Noventa minutos de um futebol burocrático, com lampejos de euforia. Assim foi a vitória do Flamengo sobre o Amazonas, por 1 a 0, marcada pela volta de Gabigol e por protestos contra o técnico Tite.
Há exagero nas duas coisas. Esperar que um jogador sem atuar há mais de um mês entraria no fim e mudaria a atuação coletiva travada da equipe era demais. A irritação com o técnico, também.
Em que pese a falta de soluções propostas por Tite além de um esquema engessado com prioridade aos pontas, que não apareceram pra jogo, o Flamengo sofre com queda física e técnica dos atletas.

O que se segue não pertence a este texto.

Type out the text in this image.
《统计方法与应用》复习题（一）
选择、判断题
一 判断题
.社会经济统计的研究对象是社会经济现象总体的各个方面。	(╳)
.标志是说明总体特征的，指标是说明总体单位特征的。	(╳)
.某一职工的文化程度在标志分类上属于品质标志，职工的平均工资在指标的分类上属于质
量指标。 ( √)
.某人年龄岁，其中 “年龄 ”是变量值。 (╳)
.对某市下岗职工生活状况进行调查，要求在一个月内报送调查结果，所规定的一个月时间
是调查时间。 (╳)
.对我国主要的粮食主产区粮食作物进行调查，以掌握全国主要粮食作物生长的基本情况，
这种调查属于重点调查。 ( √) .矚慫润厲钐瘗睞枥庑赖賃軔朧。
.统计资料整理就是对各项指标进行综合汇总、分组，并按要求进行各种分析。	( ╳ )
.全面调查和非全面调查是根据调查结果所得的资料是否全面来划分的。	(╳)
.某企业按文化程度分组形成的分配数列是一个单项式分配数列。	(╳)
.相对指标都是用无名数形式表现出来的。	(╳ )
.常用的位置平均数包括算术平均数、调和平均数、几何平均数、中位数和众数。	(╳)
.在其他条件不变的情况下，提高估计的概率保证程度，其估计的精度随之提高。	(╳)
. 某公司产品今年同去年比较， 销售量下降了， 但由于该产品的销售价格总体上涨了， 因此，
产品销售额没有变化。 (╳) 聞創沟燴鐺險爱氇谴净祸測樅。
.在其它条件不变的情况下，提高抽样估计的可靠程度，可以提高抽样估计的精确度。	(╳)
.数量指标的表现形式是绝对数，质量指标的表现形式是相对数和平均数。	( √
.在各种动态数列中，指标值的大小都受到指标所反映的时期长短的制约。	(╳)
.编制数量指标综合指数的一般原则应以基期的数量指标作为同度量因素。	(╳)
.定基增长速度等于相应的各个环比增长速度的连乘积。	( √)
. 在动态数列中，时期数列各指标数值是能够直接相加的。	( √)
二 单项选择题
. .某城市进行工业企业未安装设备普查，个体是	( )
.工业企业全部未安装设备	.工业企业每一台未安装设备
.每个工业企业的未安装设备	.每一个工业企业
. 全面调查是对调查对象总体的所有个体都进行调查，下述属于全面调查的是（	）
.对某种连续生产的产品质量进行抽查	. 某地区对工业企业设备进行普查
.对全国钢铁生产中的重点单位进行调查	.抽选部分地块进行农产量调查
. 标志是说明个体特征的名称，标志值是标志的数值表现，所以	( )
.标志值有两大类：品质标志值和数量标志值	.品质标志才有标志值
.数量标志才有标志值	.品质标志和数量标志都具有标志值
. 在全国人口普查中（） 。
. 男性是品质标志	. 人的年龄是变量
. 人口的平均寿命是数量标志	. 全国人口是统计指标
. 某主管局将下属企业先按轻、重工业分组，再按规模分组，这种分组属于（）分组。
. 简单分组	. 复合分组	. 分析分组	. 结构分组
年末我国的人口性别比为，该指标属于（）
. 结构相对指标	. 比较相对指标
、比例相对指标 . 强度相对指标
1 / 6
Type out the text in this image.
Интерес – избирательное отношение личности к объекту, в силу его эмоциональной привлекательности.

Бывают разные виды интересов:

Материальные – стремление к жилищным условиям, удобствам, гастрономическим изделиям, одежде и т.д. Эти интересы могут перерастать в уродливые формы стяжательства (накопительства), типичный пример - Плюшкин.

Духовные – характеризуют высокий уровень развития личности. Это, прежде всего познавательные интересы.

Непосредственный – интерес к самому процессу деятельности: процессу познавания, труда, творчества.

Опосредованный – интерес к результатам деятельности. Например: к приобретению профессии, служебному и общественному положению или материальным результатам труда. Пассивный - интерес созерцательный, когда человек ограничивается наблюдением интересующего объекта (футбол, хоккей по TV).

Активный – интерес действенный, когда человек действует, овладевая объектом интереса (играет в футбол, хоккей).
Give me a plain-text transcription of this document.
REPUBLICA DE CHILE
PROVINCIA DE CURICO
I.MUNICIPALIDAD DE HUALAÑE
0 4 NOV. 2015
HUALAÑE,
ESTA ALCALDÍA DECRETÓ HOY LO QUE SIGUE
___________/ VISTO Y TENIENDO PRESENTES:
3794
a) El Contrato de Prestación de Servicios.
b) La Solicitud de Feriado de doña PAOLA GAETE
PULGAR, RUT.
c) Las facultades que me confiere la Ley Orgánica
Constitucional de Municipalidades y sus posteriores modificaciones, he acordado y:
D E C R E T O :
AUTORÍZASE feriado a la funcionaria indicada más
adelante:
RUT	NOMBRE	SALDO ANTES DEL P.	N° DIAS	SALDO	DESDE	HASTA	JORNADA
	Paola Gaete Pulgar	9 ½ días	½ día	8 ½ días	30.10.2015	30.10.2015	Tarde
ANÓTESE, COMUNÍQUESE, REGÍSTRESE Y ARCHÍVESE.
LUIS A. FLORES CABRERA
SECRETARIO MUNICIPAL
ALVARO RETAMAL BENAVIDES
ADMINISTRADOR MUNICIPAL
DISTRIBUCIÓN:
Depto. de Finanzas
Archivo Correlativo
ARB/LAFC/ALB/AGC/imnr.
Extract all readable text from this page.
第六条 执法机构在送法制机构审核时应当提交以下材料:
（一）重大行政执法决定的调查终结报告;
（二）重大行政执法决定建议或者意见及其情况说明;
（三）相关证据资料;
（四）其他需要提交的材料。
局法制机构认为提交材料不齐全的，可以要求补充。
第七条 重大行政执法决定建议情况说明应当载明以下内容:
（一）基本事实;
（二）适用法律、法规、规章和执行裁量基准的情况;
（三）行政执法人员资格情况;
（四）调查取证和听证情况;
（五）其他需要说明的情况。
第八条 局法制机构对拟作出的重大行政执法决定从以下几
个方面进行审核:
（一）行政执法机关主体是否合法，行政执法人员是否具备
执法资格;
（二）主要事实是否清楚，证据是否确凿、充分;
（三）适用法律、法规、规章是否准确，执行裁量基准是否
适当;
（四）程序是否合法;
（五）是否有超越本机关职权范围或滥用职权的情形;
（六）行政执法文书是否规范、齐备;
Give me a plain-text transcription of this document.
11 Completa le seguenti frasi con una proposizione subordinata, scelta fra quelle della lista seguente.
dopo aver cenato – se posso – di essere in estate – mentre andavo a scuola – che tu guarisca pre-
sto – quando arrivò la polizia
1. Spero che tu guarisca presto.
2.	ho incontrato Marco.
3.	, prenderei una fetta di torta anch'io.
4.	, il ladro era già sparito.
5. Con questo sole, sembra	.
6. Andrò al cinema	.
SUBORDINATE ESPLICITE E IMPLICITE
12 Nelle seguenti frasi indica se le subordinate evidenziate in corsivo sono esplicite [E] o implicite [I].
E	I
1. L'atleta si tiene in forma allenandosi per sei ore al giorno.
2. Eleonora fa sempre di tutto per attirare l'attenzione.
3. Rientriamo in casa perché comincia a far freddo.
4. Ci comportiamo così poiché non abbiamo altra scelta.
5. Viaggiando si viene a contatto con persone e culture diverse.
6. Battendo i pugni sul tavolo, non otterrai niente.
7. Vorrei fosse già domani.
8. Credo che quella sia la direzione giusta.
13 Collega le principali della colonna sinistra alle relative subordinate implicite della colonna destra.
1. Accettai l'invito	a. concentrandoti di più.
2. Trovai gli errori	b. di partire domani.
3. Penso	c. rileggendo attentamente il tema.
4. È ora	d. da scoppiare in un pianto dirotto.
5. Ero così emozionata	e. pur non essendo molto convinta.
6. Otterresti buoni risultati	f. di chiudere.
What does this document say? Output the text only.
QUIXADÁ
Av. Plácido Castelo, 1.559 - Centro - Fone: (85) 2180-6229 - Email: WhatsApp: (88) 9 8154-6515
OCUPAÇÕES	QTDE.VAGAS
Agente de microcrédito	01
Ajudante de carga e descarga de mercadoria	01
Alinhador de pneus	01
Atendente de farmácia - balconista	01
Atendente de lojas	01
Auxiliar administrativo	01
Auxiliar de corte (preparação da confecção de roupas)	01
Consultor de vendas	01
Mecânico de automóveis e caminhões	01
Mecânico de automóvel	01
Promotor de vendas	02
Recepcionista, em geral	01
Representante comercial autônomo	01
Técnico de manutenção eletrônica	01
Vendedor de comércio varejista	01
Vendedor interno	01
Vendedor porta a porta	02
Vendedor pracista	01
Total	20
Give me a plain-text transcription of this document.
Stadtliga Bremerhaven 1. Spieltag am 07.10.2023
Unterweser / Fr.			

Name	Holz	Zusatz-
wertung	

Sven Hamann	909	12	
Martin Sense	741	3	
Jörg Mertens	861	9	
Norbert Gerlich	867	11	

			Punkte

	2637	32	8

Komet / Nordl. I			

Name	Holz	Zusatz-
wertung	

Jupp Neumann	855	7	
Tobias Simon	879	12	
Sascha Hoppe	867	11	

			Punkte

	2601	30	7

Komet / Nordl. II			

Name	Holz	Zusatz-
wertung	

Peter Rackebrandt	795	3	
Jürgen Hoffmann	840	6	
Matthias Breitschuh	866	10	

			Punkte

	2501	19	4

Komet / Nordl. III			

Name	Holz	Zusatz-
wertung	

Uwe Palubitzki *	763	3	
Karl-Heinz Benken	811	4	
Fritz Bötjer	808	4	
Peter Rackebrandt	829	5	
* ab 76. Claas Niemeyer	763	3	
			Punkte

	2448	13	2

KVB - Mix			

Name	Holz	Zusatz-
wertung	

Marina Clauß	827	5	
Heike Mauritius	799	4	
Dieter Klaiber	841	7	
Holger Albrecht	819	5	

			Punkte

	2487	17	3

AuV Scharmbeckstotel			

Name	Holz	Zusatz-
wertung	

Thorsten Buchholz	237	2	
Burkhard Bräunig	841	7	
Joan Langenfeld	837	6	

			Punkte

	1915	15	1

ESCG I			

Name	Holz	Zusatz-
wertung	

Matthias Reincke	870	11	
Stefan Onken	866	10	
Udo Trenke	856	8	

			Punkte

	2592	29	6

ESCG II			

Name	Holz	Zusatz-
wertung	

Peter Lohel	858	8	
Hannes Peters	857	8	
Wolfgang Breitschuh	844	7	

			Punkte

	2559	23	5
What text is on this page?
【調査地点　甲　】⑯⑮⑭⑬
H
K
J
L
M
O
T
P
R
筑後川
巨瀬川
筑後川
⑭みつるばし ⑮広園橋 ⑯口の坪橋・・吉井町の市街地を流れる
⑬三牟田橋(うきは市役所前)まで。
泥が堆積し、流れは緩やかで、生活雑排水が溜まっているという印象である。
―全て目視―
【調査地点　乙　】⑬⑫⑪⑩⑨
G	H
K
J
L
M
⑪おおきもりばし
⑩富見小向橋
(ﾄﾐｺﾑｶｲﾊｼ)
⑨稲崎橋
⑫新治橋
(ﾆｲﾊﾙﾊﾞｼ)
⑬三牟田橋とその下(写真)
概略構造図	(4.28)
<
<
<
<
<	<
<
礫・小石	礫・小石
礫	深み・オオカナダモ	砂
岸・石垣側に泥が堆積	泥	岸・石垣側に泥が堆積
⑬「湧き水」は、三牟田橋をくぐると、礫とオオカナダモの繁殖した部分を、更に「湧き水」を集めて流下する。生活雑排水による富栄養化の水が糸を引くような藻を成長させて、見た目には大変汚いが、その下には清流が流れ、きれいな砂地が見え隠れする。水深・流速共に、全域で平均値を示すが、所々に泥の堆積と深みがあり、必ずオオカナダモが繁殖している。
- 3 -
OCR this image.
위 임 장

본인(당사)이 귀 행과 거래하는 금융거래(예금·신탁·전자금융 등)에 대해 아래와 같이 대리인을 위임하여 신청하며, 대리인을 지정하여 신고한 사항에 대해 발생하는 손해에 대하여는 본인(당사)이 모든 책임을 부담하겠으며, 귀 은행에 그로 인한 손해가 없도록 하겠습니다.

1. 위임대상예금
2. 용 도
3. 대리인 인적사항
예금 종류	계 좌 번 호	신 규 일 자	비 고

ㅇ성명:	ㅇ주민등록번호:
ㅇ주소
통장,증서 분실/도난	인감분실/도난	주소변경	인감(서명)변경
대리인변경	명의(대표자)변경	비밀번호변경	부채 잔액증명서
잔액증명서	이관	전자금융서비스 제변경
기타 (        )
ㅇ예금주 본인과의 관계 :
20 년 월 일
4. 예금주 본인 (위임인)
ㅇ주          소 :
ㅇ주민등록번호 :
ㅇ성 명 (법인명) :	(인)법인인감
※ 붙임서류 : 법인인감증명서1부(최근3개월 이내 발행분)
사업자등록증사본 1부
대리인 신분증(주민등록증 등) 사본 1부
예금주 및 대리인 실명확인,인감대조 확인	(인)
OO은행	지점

Depois do gol de Pedro, em cruzamento de Viña, ficou a sensação de que a equipe queria se poupar de maior esforço no Maracanã. Na beira do gramado, Tite não esboçou reação e apenas fez trocas.
Sem Arrascaeta, Pulgar e Cebolinha, lesionados, as alternativas que entraram não apresentaram o mesmo nível. Lorran teve chance, mas foi tímido, enquanto Allan personificou a tal burocracia.
Gerson e De La Cruz, os mais talentosos do meio-campo, não conseguiram imprimir intensidade, diante de uma defesa bem postada. Nem Bruno Henrique, sem espaço para correr, salvou.
Diante da retranca, restou ao Flamengo tocar pacientemente a bola de um lado para o outro e irritar sua torcida, ávida pela reestreia de Gabigol, que quando foi acionado não passou de figurante em campo.
Sem outras alternativas mais qualificadas, Tite empilhou jovens e renovou o gás da equipe, que como nunca deu alguns sinais de vulnerabilidade e desorganização preocupantes.
Para a sequência, o Flamengo tem jogos contra Bragantino, fora de casa, pelo Brasileiro, e Palestino, no Chile, que podem aumentar a temperatura da crise de resultados e desempenho.